Ultra-accelerated quantum chemical molecular dynamics study on the calculation of viscosities of complex liquids

摘要

Ionic liquids (or room temperature molten salts) constitute a new class of substances that are considered as potential substitutes to many traditional organic solvents in reaction and separation processes. Ionic liquids are expected to be 'green solvent' in many of chemical industry, such as synthetic chemistry and electrochemistry and tribological applications, due to their unique physical and chemical properties. Needless to say, the properties of ionic liquids are useful for lubricants. To design any process involving ionic liquids on an industrial scale, it is necessary to know a range of physical properties including viscosity and density.

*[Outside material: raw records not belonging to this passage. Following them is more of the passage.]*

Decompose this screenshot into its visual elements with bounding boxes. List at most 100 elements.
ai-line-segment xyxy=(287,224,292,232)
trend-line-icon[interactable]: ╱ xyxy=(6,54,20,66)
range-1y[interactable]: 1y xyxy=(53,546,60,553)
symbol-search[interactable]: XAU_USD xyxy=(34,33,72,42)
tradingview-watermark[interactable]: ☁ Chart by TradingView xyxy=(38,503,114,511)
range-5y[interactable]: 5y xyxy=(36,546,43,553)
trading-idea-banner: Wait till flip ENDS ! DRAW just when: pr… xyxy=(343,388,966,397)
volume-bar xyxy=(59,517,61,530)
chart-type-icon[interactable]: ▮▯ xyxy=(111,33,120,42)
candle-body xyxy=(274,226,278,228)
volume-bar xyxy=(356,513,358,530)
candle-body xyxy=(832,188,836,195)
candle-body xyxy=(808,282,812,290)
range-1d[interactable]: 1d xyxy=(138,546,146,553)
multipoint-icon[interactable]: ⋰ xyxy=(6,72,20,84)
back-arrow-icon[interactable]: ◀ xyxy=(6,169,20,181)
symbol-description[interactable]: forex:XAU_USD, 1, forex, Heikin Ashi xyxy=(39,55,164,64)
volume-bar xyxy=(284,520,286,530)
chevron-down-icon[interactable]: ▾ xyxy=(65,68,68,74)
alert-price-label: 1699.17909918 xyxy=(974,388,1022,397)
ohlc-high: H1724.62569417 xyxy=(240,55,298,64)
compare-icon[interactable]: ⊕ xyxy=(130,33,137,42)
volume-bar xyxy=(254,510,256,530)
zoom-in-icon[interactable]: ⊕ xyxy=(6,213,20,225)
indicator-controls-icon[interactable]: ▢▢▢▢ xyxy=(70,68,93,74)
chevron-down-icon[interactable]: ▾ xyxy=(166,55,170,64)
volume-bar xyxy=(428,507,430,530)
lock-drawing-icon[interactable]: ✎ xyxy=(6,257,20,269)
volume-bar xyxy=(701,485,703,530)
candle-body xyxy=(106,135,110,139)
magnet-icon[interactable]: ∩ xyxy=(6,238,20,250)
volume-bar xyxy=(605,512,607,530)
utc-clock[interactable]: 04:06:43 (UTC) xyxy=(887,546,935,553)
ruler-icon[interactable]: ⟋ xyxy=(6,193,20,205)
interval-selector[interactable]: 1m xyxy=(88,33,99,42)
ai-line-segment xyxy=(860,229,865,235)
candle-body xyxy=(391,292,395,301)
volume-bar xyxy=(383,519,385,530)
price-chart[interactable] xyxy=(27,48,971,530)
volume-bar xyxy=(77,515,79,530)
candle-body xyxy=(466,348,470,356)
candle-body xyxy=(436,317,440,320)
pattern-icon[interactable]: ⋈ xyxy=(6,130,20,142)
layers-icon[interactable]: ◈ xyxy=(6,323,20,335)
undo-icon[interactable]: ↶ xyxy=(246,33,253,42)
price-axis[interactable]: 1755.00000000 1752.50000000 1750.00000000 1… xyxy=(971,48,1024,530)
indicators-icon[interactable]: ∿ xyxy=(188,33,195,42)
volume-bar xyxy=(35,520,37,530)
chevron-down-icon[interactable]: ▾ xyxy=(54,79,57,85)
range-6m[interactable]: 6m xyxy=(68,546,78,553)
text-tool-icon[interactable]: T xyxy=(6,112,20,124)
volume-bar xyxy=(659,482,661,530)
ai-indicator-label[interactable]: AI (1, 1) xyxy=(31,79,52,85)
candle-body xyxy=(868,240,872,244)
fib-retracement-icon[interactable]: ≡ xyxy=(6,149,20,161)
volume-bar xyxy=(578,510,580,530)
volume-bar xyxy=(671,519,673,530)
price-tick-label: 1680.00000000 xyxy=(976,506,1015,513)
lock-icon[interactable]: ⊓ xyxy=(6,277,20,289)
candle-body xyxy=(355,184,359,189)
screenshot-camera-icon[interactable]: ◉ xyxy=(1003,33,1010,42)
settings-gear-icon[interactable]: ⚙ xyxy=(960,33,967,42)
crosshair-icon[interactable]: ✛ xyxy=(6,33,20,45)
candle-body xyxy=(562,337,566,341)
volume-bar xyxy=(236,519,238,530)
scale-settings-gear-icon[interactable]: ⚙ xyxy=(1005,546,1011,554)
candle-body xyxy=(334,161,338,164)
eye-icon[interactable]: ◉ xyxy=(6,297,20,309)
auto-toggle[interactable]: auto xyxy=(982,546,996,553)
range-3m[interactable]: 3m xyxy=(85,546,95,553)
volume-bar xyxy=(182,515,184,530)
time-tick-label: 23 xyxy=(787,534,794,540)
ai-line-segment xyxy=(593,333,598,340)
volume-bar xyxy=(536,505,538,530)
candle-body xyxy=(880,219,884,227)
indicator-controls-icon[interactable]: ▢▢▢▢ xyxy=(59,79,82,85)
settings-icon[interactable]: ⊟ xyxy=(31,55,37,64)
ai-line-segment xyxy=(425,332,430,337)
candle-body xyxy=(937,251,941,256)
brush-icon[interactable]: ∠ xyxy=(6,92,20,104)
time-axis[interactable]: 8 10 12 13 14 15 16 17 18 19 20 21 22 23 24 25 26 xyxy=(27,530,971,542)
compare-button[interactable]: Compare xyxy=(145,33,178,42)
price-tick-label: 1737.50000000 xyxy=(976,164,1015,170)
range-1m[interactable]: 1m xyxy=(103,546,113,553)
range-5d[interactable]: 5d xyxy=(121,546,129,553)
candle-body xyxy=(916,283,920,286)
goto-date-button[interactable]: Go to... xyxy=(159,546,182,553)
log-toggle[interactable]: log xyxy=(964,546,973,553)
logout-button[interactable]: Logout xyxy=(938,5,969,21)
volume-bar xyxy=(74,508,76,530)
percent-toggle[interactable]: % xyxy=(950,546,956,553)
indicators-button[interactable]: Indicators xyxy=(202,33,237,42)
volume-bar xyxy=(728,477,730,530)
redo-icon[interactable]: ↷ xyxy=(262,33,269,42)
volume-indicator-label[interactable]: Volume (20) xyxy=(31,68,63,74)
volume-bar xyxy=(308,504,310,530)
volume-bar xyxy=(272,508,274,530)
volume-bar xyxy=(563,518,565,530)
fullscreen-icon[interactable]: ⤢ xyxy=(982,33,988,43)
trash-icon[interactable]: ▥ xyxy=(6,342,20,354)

Viscosity is one of the important factors in the characterization of lubricant performance. Molecular simulations have proven useful in understanding the physical properties of a fluid and its structure and composition that produce the desired macroscopic properties. Hence, in order to establish a new screening method for designing and characterization of new lubricants with desired physical properties, we have developed a new computational chemistry approach for the viscosity prediction of lubricants that based on the "Falling-ball" principles using classical molecular dynamics method. Our new computational method was applied to simple organic liquids at room conditions and complex lubricants under extreme conditions. This method was recently applied to calculate the viscosities of the complex ionic liquids using ultra-accelerated quantum molecular dynamics simulations. However, in this study, the calculated viscosities for the three kinds of ionic liquids are improved and much better accuracy is obtained. Calculated viscosities showed very good agreement with experimentally reported values. Results of the viscosity calculations for simple organic liquids are also indicated to show our methodology to be an effective tool for evaluating viscosity of complex liquids.